Pré-eclâmpsia Grave: Manejo Imediato e Profilaxia da Eclâmpsia

UFRN/EMCM - Escola Multicampi de Ciências Médicas (RN) — Prova 2021

Enunciado

Primigesta, 23 anos, no curso de 34 semanas de idade gestacional. Tem diagnóstico de pré-eclâmpsia e faz uso de anti-hipertensivos regularmente. Refere ter apresentado episódio de náuseas e tonturas há 2 horas e veio à maternidade para avaliação. No momento, está assintomática e relata boa movimentação fetal. Nega epigastralgia e escotomas visuais. Ao exame: TA 170 x 120 mmHg (repetida e confirmada após 15 minutos em decúbito lateral esquerdo), FC 100 bpm, edema de membros inferiores +++/4+, altura uterina 32 cm, BCF 132 bpm, dinâmica uterina ausente. A conduta indicada nesta situação é:

Alternativas

  1. A) Aumentar a dosagem das medicações anti-hipertensivas e agendar retorno em 48h para reavaliação.
  2. B) Iniciar hidralazina por via endovenosa e, após normalização dos níveis pressóricos, liberar a paciente para o domicílio.
  3. C) Internar a paciente e iniciar protocolo para iminência de eclampsia com sulfato de magnésio endovenoso.
  4. D) Iniciar indução do trabalho de parto com misoprostol e ocitocina e, se inefetivo após 12 horas, indicar resolução por cesariana.

Pérola Clínica

Pré-eclâmpsia grave (TA ≥ 160/110 mmHg) → Internação + Sulfato de Magnésio (prevenção eclampsia).

Resumo-Chave

Uma pressão arterial de 170x120 mmHg em uma gestante com pré-eclâmpsia, mesmo assintomática para outros sinais de gravidade, configura pré-eclâmpsia grave.
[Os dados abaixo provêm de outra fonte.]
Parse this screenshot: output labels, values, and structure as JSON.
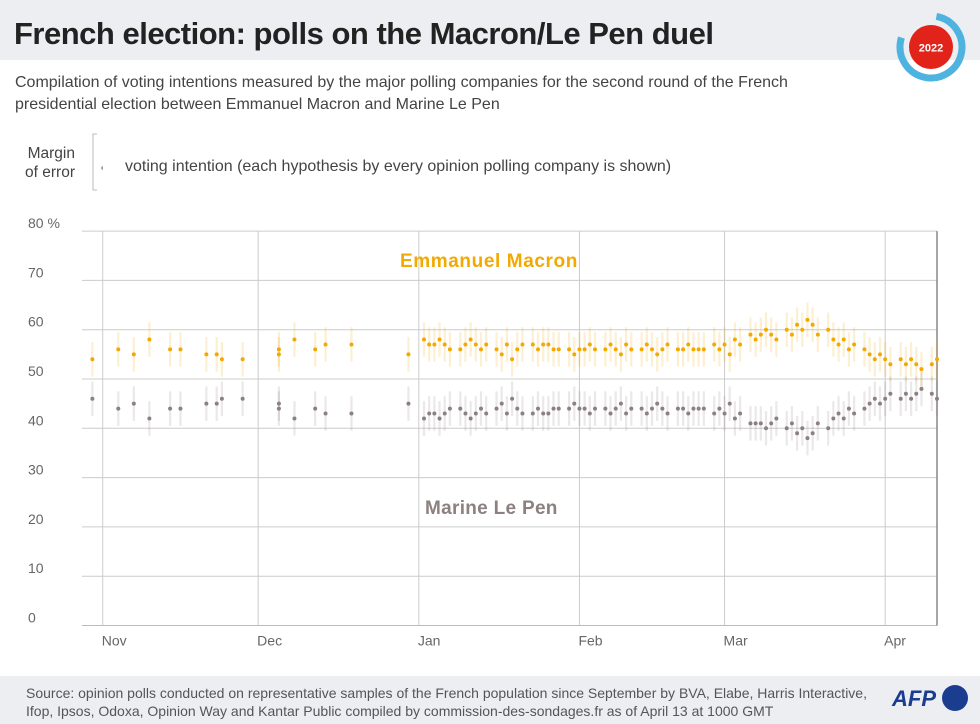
{
  "title": "French election: polls on the Macron/Le Pen duel",
  "badge_year": "2022",
  "subtitle": "Compilation of voting intentions measured by the major polling companies for the second round of the French presidential election between Emmanuel Macron and Marine Le Pen",
  "legend": {
    "margin_line1": "Margin",
    "margin_line2": "of error",
    "voting_intention": "voting intention (each hypothesis by every opinion polling company is shown)"
  },
  "source": "Source: opinion polls conducted on representative samples of the French population since September by BVA, Elabe, Harris Interactive, Ifop, Ipsos, Odoxa, Opinion Way and Kantar Public compiled by commission-des-sondages.fr as of April 13 at 1000 GMT",
  "logo": "AFP",
  "chart_data": {
    "type": "scatter",
    "title": "",
    "xlabel": "",
    "ylabel": "",
    "ylim": [
      0,
      80
    ],
    "y_ticks": [
      "0",
      "10",
      "20",
      "30",
      "40",
      "50",
      "60",
      "70",
      "80 %"
    ],
    "x_ticks": [
      "Nov",
      "Dec",
      "Jan",
      "Feb",
      "Mar",
      "Apr"
    ],
    "x_tick_dates": [
      "2021-11-01",
      "2021-12-01",
      "2022-01-01",
      "2022-02-01",
      "2022-03-01",
      "2022-04-01"
    ],
    "xlim": [
      "2021-10-28",
      "2022-04-11"
    ],
    "grid": true,
    "margin_of_error": 3.5,
    "colors": {
      "macron": "#f2a900",
      "lepen": "#8c8080"
    },
    "series": [
      {
        "name": "Emmanuel Macron",
        "key": "m"
      },
      {
        "name": "Marine Le Pen",
        "key": "l"
      }
    ],
    "polls": [
      [
        "2021-10-30",
        54,
        46
      ],
      [
        "2021-11-04",
        56,
        44
      ],
      [
        "2021-11-07",
        55,
        45
      ],
      [
        "2021-11-10",
        58,
        42
      ],
      [
        "2021-11-14",
        56,
        44
      ],
      [
        "2021-11-16",
        56,
        44
      ],
      [
        "2021-11-21",
        55,
        45
      ],
      [
        "2021-11-23",
        55,
        45
      ],
      [
        "2021-11-24",
        54,
        46
      ],
      [
        "2021-11-28",
        54,
        46
      ],
      [
        "2021-12-05",
        56,
        44
      ],
      [
        "2021-12-05",
        55,
        45
      ],
      [
        "2021-12-08",
        58,
        42
      ],
      [
        "2021-12-12",
        56,
        44
      ],
      [
        "2021-12-14",
        57,
        43
      ],
      [
        "2021-12-19",
        57,
        43
      ],
      [
        "2021-12-30",
        55,
        45
      ],
      [
        "2022-01-02",
        58,
        42
      ],
      [
        "2022-01-03",
        57,
        43
      ],
      [
        "2022-01-04",
        57,
        43
      ],
      [
        "2022-01-05",
        58,
        42
      ],
      [
        "2022-01-06",
        57,
        43
      ],
      [
        "2022-01-07",
        56,
        44
      ],
      [
        "2022-01-09",
        56,
        44
      ],
      [
        "2022-01-10",
        57,
        43
      ],
      [
        "2022-01-11",
        58,
        42
      ],
      [
        "2022-01-12",
        57,
        43
      ],
      [
        "2022-01-13",
        56,
        44
      ],
      [
        "2022-01-14",
        57,
        43
      ],
      [
        "2022-01-16",
        56,
        44
      ],
      [
        "2022-01-17",
        55,
        45
      ],
      [
        "2022-01-18",
        57,
        43
      ],
      [
        "2022-01-19",
        54,
        46
      ],
      [
        "2022-01-20",
        56,
        44
      ],
      [
        "2022-01-21",
        57,
        43
      ],
      [
        "2022-01-23",
        57,
        43
      ],
      [
        "2022-01-24",
        56,
        44
      ],
      [
        "2022-01-25",
        57,
        43
      ],
      [
        "2022-01-26",
        57,
        43
      ],
      [
        "2022-01-27",
        56,
        44
      ],
      [
        "2022-01-28",
        56,
        44
      ],
      [
        "2022-01-30",
        56,
        44
      ],
      [
        "2022-01-31",
        55,
        45
      ],
      [
        "2022-02-01",
        56,
        44
      ],
      [
        "2022-02-02",
        56,
        44
      ],
      [
        "2022-02-03",
        57,
        43
      ],
      [
        "2022-02-04",
        56,
        44
      ],
      [
        "2022-02-06",
        56,
        44
      ],
      [
        "2022-02-07",
        57,
        43
      ],
      [
        "2022-02-08",
        56,
        44
      ],
      [
        "2022-02-09",
        55,
        45
      ],
      [
        "2022-02-10",
        57,
        43
      ],
      [
        "2022-02-11",
        56,
        44
      ],
      [
        "2022-02-13",
        56,
        44
      ],
      [
        "2022-02-14",
        57,
        43
      ],
      [
        "2022-02-15",
        56,
        44
      ],
      [
        "2022-02-16",
        55,
        45
      ],
      [
        "2022-02-17",
        56,
        44
      ],
      [
        "2022-02-18",
        57,
        43
      ],
      [
        "2022-02-20",
        56,
        44
      ],
      [
        "2022-02-21",
        56,
        44
      ],
      [
        "2022-02-22",
        57,
        43
      ],
      [
        "2022-02-23",
        56,
        44
      ],
      [
        "2022-02-24",
        56,
        44
      ],
      [
        "2022-02-25",
        56,
        44
      ],
      [
        "2022-02-27",
        57,
        43
      ],
      [
        "2022-02-28",
        56,
        44
      ],
      [
        "2022-03-01",
        57,
        43
      ],
      [
        "2022-03-02",
        55,
        45
      ],
      [
        "2022-03-03",
        58,
        42
      ],
      [
        "2022-03-04",
        57,
        43
      ],
      [
        "2022-03-06",
        59,
        41
      ],
      [
        "2022-03-07",
        58,
        41
      ],
      [
        "2022-03-08",
        59,
        41
      ],
      [
        "2022-03-09",
        60,
        40
      ],
      [
        "2022-03-10",
        59,
        41
      ],
      [
        "2022-03-11",
        58,
        42
      ],
      [
        "2022-03-13",
        60,
        40
      ],
      [
        "2022-03-14",
        59,
        41
      ],
      [
        "2022-03-15",
        61,
        39
      ],
      [
        "2022-03-16",
        60,
        40
      ],
      [
        "2022-03-17",
        62,
        38
      ],
      [
        "2022-03-18",
        61,
        39
      ],
      [
        "2022-03-19",
        59,
        41
      ],
      [
        "2022-03-21",
        60,
        40
      ],
      [
        "2022-03-22",
        58,
        42
      ],
      [
        "2022-03-23",
        57,
        43
      ],
      [
        "2022-03-24",
        58,
        42
      ],
      [
        "2022-03-25",
        56,
        44
      ],
      [
        "2022-03-26",
        57,
        43
      ],
      [
        "2022-03-28",
        56,
        44
      ],
      [
        "2022-03-29",
        55,
        45
      ],
      [
        "2022-03-30",
        54,
        46
      ],
      [
        "2022-03-31",
        55,
        45
      ],
      [
        "2022-04-01",
        54,
        46
      ],
      [
        "2022-04-02",
        53,
        47
      ],
      [
        "2022-04-04",
        54,
        46
      ],
      [
        "2022-04-05",
        53,
        47
      ],
      [
        "2022-04-06",
        54,
        46
      ],
      [
        "2022-04-07",
        53,
        47
      ],
      [
        "2022-04-08",
        52,
        48
      ],
      [
        "2022-04-10",
        53,
        47
      ],
      [
        "2022-04-11",
        54,
        46
      ]
    ],
    "annotations": [
      "Emmanuel Macron",
      "Marine Le Pen"
    ]
  }
}
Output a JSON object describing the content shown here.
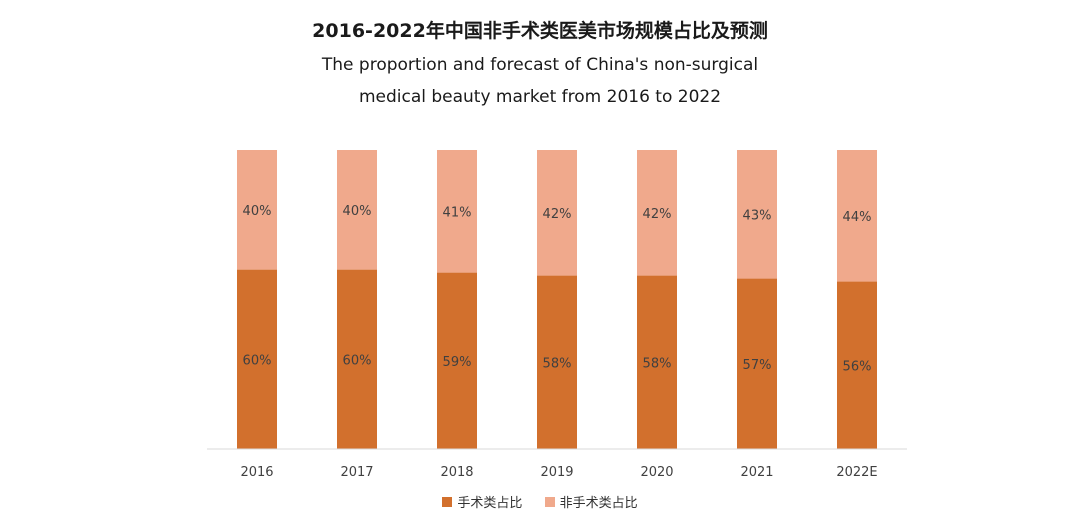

A conduta imediata é a internação e o início do sulfato de magnésio para prevenir convulsões (eclâmpsia).

Contexto Educacional

A pré-eclâmpsia é uma síndrome hipertensiva específica da gestação, caracterizada por hipertensão (PA ≥ 140/90 mmHg após 20 semanas de gestação) e proteinúria, ou hipertensão com sinais de disfunção orgânica. A pré-eclâmpsia grave é definida por critérios como pressão arterial sistólica ≥ 160 mmHg ou diastólica ≥ 110 mmHg, ou a presença de sintomas e sinais de disfunção de órgãos-alvo, como trombocitopenia, insuficiência renal, comprometimento hepático, edema pulmonar ou sintomas neurológicos/visuais. No caso apresentado, a paciente tem uma pressão arterial de 170x120 mmHg, o que por si só já configura pré-eclâmpsia grave, independentemente da ausência de outros sintomas como epigastralgia ou escotomas. A gravidade da hipertensão é um fator de risco significativo para eclâmpsia e outras complicações maternas e fetais. A conduta imediata para pré-eclâmpsia grave é a internação hospitalar para monitorização intensiva e o início do protocolo de prevenção de eclâmpsia com sulfato de magnésio endovenoso. O sulfato de magnésio é o anticonvulsivante de escolha. O controle da pressão arterial também é crucial, mas a prioridade é a prevenção das convulsões. A resolução da gestação é o tratamento definitivo, mas a estabilização materna precede a decisão sobre o parto.

Perguntas Frequentes

Quais são os critérios para diagnóstico de pré-eclâmpsia grave?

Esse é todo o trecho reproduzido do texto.